We had won the game.
I spent the rest of the evening in an advanced state of shock. It took my hands half an hour to stop shaking and I didn’t get to bed until well past 1:00. The happy crew gradually dropped off Vent and out of WoW, off to bed.
While that happened, I sat and reflected, and got hit by an incredible wave of emotion that almost started me crying. The realization of what we’d just done, and my small part in it, hit me.
A bit over four years ago, I first started running with The Anvil as a scrubstitute, a few months after the raid initially formed. I had no business being in Molten Core given that my gear was mostly greens and I was a pretty shitty warrior, but in 40-mans, you could carry scrubs, and after weeks of not being selected to go, my wife Rashona and I finally wormed our way in. Back then, our daughter Nublet was only an infant so Rashona and I basically had to alternate weeks to go on those Sunday afternoon MC runs…one of us raided while the other tended the baby. We switched weeks, sometimes we even switched mid-run if the officers were OK with it.
I hung in there and kept getting invites despite the fact I really did suck. My DPS was lousy, I couldn’t offtank rock elementals on Garr to save my ass (or anyone else’s), I wiped the raid running the wrong way on Geddon more than once. Slowly, on the long grind through Molten Core to Ragnaros and then into Blackwing Lair, I got better. Not good, but better.
The Burning Crusade came out. By the time I made it to 70, I was behind most of the other Anvillains. The Anvil had formed two 10-man Karazhan raids and didn’t have enough people for a third, leaving me and Rashonakitty screwed. Fortunately a friend of ours was starting up her own Kara (called “Dissonant’s Softcore Raiders”) and the wife and I came on as the two tanks. I went Prot, and never looked back. We helped take that raid from wiping all night on Attumen all the way to one-night full clears and lots of Prince kills. It was a fantastic experience.
When The Anvil went back to running 25-mans in Gruul’s Lair, I got in again despite the raid being overloaded on tanks.

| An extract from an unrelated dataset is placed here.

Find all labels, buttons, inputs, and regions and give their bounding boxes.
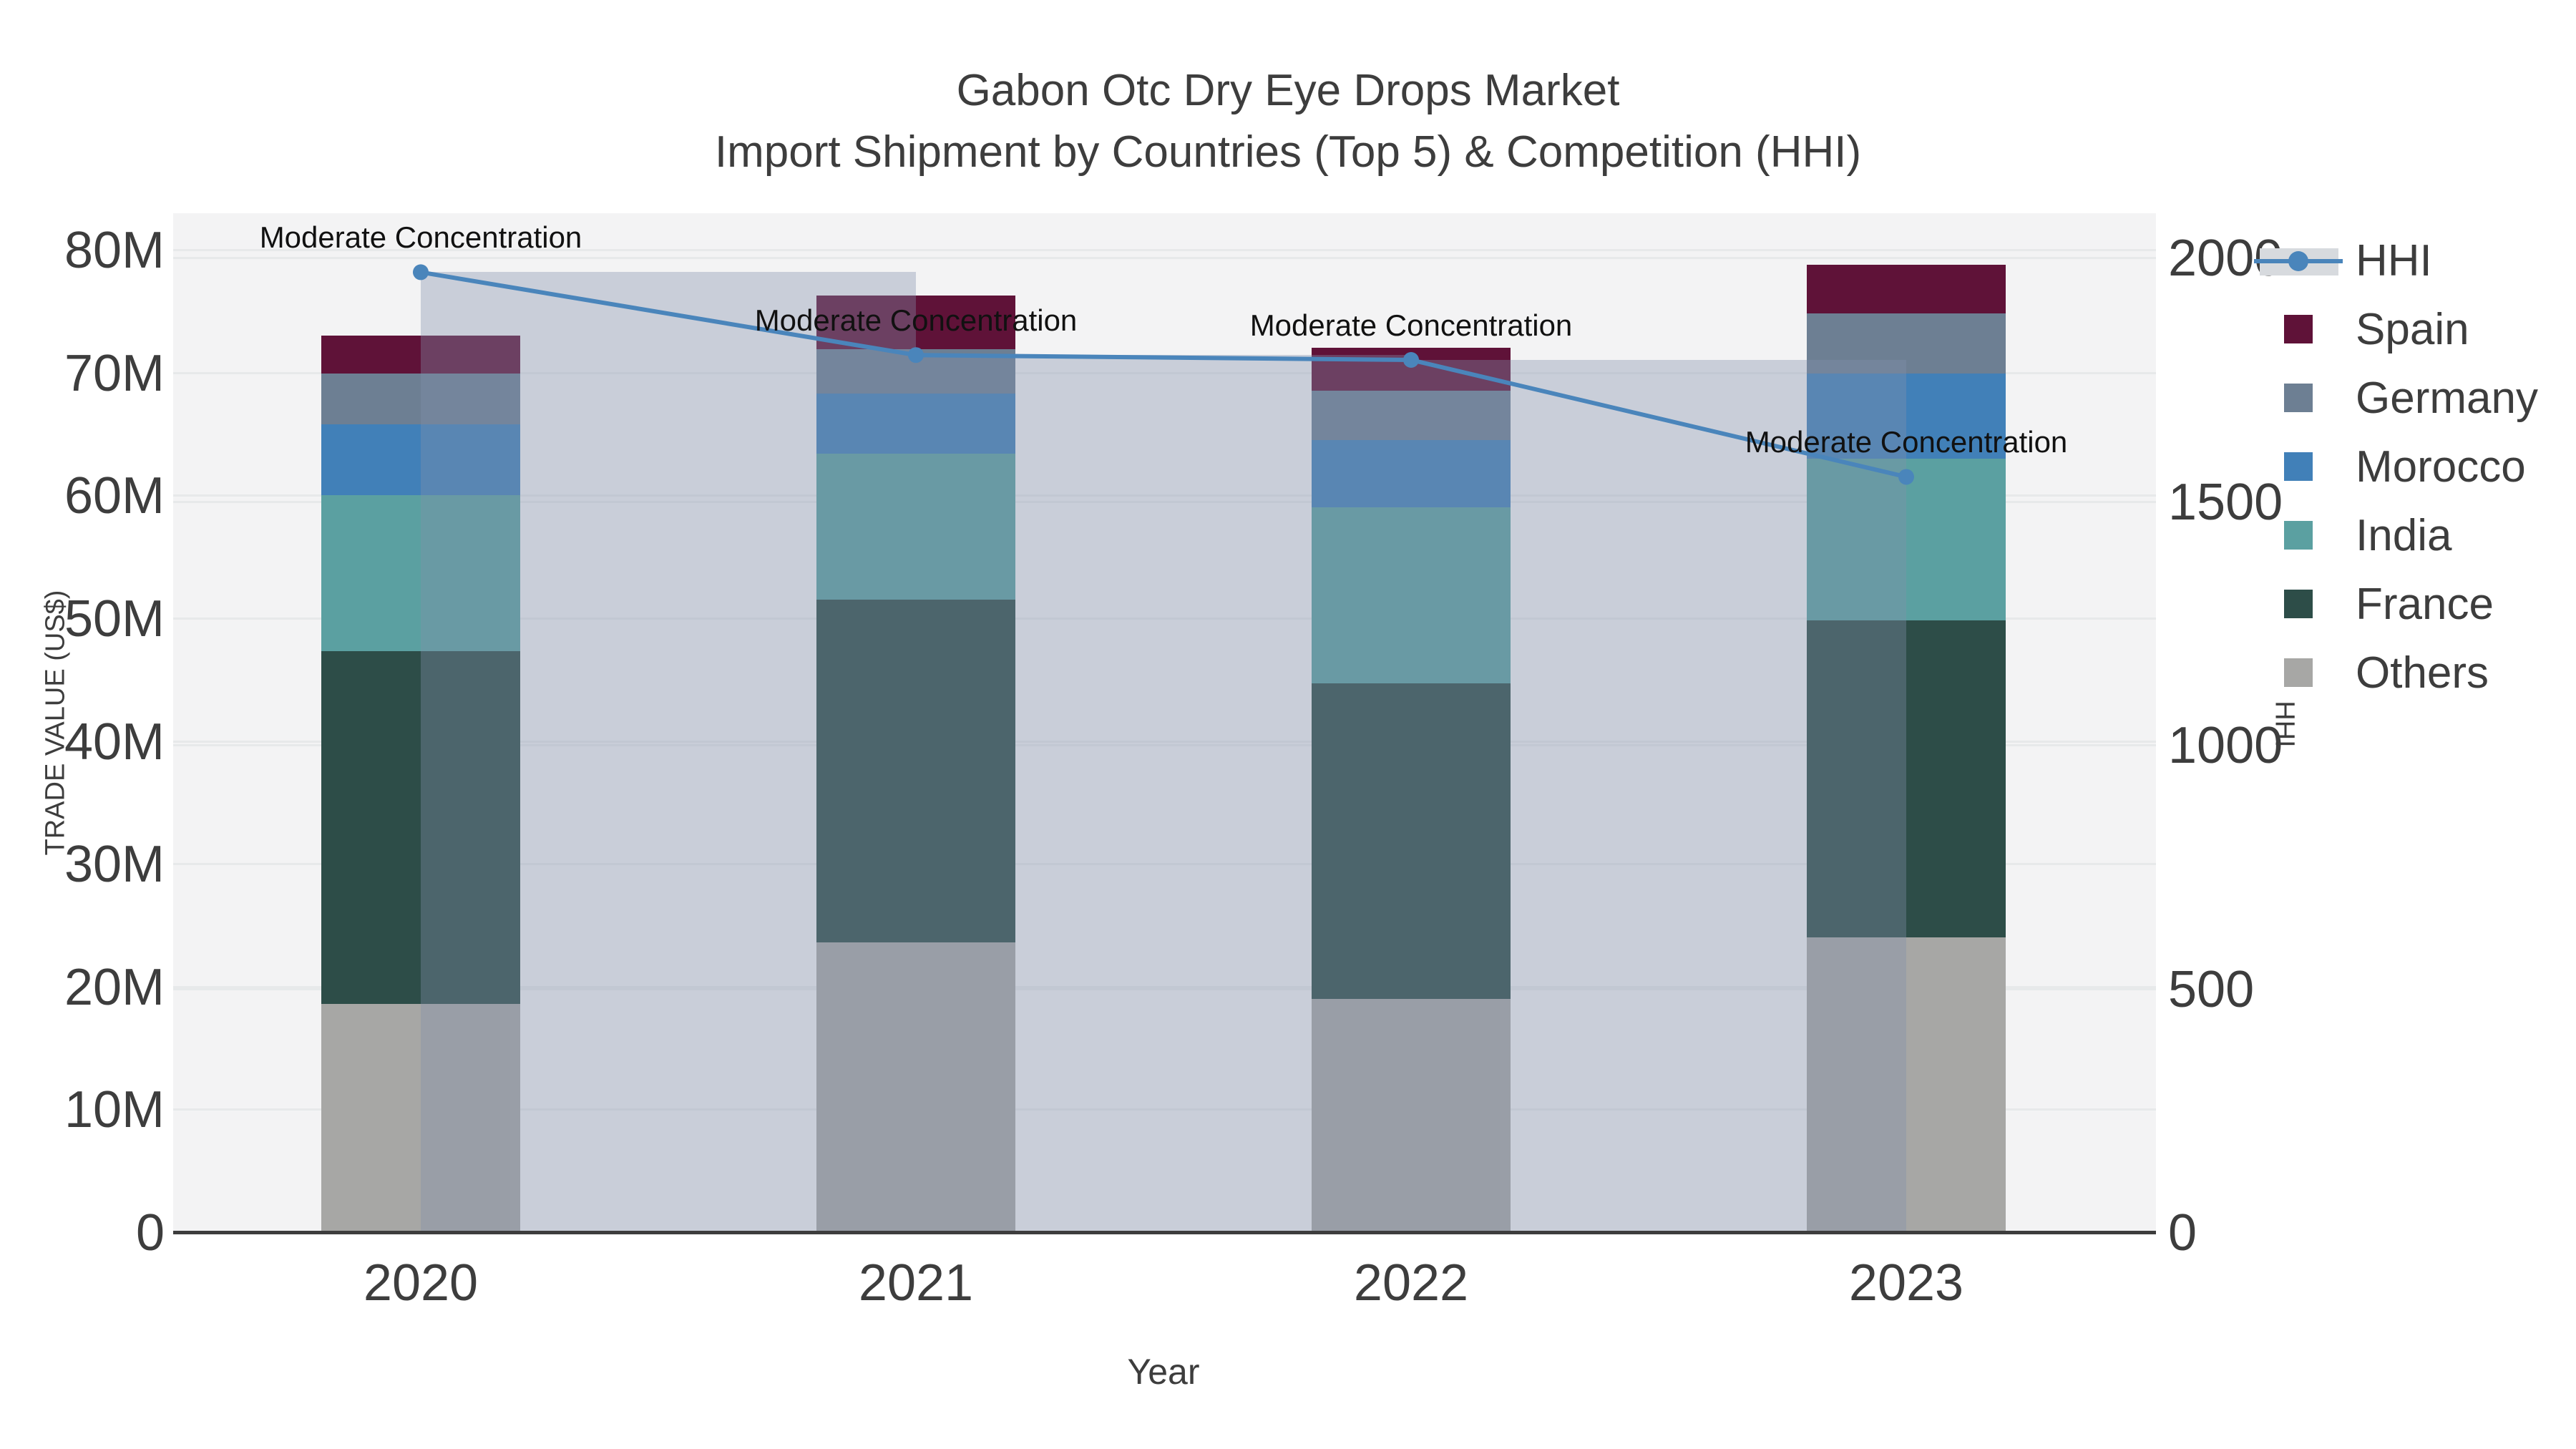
legend-label: Spain [2356, 304, 2469, 354]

And somehow, I guess through just sheer attrition and my own stubbornness, by the time our TBC raiding career ended, I was the permanent second offtank.
Wrath of the Lich King brought us death nuggets, and one of our warriors switched to DK (realm first 80 DK, in fact) and became astoundingly good at DK tanking–so good that he pushed me down to the #3 offtank, in an instance (Naxx 2.0) where few fights needed four tanks and dual specs hadn’t come in yet. The raid officers kept me on, thank God, and we’ve carried four tanks all through Wrath (the original DK left and has been replaced by an even better DK), eventually going to a rotation system where we all take turns tanking and DPSing.
The Anvil took me in when I had no business raiding. They let me back in after I took time to head to greener pastures in Karazhan. They kept me on and rewarded my persistence with a permanent slot. They kept me on again when better-geared, better-skilled tanks “took my jerb.” They kicked my ass when I needed it and reassured me when I needed it. They had faith in me when I had lost my own faith in my ability to play this game. They gave me the room and opportunity to develop the confidence to turn, eventually, into a pretty decent warrior tank. They are my friends, and I’ll do anything for them.
And last night, the scrubby hybrid-spec warrior in the mismatched level 55 greens…now transformed into the fully-sanctified-T10-wearing badass tank he never thought he could become…tanked the bloody Lich King. And won.
All of the problems that were spinning around me yesterday are still there this morning. Our one working vehicle is still laid up at the mechanic and we don’t know how we’re going to pay to fix it. One of our cats is still a bit sick in his tummy and stinking up the place. We’re still broke. The house is a mess. I still have four projects at work in various stages of “oh shit.” None of that has changed.
But for a few magical minutes last night, none of it existed. There was nothing but a group of friends, accomplishing a task set in front of them, and culminating a journey that started four and a half years ago. Winning the game.
For now, the world can bite my shiny metal ass. I’m a Kingslayer, biatch.